The role of serotonin in the regulation of waiting behavior for future rewards

Serotonin is a neuromodulator that is extensively involved in behavioral, affective, and cognitive functions of the brain. A large number of studies have shown that reduced levels of serotonin in the central nervous system promote impulsive behaviors. In my talk, I will introduce our recent studies that showed a causal relationship between serotonin neural activation and the promotion of patience to wait for future rewards.

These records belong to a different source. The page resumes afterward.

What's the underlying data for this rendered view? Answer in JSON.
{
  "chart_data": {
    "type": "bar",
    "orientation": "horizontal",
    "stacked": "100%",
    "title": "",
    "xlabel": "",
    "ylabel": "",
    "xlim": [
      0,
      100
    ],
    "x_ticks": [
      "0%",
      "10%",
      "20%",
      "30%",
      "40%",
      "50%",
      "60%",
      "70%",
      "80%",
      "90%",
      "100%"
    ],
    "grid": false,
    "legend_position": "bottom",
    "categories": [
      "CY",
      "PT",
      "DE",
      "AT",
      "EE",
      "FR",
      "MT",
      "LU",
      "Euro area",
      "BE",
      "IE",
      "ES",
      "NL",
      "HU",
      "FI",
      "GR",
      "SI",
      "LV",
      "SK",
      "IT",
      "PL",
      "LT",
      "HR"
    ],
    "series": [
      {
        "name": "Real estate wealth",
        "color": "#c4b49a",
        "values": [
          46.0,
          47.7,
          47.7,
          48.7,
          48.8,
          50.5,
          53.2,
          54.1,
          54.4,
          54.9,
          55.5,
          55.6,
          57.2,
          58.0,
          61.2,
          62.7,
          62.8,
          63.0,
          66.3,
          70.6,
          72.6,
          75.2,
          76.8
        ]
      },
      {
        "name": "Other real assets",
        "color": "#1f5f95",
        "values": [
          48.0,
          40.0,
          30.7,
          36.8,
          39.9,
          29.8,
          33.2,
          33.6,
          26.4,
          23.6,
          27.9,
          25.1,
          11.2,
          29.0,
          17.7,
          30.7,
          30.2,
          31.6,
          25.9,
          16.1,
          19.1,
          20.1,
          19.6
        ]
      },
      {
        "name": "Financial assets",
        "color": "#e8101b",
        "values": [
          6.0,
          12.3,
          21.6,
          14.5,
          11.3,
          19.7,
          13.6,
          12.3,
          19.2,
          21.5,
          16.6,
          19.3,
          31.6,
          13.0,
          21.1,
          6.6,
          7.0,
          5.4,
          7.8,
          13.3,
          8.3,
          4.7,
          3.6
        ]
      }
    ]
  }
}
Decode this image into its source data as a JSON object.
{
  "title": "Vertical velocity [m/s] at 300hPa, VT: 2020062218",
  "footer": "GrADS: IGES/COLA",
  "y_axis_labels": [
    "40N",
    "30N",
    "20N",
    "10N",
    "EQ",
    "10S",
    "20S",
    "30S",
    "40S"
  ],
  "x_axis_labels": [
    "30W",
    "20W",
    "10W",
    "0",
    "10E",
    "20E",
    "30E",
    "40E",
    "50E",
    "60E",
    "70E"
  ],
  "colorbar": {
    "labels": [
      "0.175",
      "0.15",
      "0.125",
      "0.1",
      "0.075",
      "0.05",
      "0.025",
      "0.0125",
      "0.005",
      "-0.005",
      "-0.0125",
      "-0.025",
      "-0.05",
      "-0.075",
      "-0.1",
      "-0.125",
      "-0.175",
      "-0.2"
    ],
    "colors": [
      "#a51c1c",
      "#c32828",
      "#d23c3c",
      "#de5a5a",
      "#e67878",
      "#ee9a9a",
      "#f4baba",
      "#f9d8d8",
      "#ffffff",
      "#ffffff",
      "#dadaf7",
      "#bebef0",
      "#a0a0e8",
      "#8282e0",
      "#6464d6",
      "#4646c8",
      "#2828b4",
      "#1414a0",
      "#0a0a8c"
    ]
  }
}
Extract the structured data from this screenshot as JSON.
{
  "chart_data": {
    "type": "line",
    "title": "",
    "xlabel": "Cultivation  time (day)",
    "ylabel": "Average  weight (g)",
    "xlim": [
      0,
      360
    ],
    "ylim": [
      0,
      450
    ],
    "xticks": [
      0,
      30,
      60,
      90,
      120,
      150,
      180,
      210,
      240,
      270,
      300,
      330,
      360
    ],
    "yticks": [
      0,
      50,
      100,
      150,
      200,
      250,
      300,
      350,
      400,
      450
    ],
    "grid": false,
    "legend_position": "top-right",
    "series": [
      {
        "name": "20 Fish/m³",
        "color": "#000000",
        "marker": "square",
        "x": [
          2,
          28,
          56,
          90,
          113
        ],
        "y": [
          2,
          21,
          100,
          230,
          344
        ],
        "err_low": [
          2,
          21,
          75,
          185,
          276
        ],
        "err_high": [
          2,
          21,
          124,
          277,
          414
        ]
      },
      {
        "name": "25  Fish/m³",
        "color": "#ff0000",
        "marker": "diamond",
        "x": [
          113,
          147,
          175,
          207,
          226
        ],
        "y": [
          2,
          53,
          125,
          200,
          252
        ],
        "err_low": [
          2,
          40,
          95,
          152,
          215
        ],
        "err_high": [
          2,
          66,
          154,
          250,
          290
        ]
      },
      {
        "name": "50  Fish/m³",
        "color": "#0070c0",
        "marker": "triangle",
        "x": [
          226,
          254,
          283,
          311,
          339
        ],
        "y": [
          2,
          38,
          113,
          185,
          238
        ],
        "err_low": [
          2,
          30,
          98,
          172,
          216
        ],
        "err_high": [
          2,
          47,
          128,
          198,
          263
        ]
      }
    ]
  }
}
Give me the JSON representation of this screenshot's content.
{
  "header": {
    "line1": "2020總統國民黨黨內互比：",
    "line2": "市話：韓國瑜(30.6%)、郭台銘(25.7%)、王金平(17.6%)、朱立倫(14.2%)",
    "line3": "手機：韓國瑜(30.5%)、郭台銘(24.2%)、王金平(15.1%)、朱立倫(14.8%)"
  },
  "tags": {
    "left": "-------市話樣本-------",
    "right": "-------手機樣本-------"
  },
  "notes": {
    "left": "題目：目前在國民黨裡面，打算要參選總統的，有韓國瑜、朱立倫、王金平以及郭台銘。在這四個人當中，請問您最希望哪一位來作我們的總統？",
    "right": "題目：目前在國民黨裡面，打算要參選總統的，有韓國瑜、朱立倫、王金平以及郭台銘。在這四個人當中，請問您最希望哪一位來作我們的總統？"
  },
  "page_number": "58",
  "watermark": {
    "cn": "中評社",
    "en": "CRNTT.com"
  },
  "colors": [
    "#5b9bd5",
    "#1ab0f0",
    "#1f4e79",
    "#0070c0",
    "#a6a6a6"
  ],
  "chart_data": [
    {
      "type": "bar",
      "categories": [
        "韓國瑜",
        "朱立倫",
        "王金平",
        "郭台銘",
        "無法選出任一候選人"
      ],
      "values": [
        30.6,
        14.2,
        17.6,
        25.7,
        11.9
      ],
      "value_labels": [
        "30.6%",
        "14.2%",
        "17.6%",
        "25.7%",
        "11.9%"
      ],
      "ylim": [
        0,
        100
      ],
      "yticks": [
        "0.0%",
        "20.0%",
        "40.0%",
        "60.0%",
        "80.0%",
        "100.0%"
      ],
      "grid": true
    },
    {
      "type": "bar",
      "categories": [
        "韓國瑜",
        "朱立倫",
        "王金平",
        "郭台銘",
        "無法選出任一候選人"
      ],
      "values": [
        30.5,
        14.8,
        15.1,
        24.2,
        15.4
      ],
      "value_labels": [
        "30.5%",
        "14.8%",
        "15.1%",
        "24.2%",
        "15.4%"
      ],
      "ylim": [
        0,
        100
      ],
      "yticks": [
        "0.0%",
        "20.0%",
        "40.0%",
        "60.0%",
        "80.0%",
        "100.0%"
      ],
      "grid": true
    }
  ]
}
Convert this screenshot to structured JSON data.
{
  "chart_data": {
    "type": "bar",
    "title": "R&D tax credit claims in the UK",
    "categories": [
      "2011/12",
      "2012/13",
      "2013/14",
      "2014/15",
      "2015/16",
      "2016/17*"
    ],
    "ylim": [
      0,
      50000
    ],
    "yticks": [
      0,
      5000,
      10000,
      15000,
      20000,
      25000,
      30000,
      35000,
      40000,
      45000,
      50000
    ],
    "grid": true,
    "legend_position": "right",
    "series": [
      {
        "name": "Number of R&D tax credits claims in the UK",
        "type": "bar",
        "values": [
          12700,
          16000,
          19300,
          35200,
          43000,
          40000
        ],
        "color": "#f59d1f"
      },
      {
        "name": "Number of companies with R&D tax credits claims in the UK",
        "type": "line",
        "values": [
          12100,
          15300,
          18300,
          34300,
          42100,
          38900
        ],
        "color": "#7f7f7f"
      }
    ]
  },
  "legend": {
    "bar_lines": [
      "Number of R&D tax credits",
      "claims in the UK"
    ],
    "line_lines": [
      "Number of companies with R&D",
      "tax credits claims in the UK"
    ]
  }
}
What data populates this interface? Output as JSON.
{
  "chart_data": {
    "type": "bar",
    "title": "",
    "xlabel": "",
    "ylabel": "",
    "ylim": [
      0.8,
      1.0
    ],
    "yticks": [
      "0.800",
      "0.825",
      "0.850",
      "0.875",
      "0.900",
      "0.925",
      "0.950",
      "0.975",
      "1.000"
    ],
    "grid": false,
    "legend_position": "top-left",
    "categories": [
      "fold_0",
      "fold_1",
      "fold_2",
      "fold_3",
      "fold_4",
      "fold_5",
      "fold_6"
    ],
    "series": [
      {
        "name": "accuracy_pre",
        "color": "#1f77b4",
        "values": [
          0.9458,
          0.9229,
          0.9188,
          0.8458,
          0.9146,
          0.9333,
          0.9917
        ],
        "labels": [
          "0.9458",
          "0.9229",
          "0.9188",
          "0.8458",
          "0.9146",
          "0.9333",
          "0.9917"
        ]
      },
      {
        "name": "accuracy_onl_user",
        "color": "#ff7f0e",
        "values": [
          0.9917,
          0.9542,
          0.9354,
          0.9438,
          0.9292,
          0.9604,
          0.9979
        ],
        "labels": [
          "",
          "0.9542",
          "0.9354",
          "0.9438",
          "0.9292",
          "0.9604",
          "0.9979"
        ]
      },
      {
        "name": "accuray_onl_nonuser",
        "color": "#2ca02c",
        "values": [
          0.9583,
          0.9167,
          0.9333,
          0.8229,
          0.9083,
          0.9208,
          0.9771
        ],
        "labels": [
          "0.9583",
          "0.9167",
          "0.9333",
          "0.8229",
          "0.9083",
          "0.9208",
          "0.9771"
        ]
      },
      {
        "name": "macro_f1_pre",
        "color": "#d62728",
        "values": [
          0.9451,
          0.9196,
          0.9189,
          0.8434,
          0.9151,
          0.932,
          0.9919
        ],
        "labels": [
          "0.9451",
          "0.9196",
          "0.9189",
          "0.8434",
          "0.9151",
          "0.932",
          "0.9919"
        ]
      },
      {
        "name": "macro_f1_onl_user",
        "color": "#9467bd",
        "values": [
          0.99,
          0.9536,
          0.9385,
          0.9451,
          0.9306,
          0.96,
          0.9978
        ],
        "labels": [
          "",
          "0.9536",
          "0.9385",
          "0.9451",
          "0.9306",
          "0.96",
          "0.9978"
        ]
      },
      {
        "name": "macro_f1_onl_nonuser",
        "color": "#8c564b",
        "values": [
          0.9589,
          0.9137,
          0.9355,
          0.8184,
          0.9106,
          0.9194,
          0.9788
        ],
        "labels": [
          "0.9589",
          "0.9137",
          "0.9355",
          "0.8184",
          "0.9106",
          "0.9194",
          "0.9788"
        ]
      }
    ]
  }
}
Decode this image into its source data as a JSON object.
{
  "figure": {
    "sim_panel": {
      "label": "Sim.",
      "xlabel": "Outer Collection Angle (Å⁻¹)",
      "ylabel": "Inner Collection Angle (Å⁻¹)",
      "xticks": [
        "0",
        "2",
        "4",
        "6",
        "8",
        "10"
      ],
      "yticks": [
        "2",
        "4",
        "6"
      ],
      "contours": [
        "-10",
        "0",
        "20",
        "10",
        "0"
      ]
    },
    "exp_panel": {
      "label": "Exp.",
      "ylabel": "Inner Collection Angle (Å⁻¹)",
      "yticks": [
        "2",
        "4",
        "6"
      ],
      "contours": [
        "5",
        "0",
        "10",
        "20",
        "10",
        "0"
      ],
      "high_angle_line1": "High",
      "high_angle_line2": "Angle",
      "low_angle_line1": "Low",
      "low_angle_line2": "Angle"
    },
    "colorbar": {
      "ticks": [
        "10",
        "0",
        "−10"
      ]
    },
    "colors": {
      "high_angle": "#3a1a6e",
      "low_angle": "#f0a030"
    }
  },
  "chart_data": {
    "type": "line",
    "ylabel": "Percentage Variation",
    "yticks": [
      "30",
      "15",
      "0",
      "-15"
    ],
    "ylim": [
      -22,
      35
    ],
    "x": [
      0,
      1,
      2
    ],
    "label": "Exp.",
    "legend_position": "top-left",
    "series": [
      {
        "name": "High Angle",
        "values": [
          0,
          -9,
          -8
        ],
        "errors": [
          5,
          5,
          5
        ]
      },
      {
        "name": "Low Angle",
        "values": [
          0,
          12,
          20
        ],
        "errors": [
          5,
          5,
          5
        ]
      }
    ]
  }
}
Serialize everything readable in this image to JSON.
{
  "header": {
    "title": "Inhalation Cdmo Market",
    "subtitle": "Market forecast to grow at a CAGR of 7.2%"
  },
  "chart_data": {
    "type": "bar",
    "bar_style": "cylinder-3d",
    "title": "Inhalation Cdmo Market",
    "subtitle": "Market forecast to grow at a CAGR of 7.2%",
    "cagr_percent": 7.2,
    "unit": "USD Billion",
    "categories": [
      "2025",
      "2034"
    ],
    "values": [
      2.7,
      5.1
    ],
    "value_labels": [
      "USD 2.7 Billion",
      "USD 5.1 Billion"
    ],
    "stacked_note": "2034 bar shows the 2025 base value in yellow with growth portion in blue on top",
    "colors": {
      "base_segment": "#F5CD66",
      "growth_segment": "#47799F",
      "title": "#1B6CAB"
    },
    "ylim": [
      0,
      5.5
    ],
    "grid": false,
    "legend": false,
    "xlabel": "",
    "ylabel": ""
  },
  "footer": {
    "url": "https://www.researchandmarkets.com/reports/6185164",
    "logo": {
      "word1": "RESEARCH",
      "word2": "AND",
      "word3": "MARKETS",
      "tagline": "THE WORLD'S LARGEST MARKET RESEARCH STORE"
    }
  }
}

First, the activity of the serotonin neurons in the dorsal raphe nucleus (DRN) increases when rats perform tasks that require them to wait for delayed rewards. Second, Local pharmacological inhibition of the DRN serotonin neural activity impairs the rats’ patience for waiting for delayed rewards. Third, Optogenetic activation of serotonin neurons in the DRN enhances the patience of mice in waiting for both the conditioned reinforcer tone and food reward. Finally, serotonin’s effect on promoting patience depends on a high probability, but not expected value, of future reward.

References :
1. Miyazaki KW, Miyazaki K, Tanaka KF, Yamanaka A, Takahashi A, Tabuchi S, Doya K (2014) Optogenetic activation of dorsal raphe serotonin neurons enhances patience for future rewards. Current Biology 24:2033-2040.
2. Miyazaki KW, Miyazaki K, Doya K (2012) Activation of dorsal raphe serotonin neurons is necessary for waiting for delayed rewards. Journal of Neuroscience 32:10451-10457.
3. Miyazaki K, Miyazaki KW, Doya K (2011) Activation of dorsal raphe serotonin neurons underlies waiting for delayed rewards. Journal of Neuroscience 31:469-479.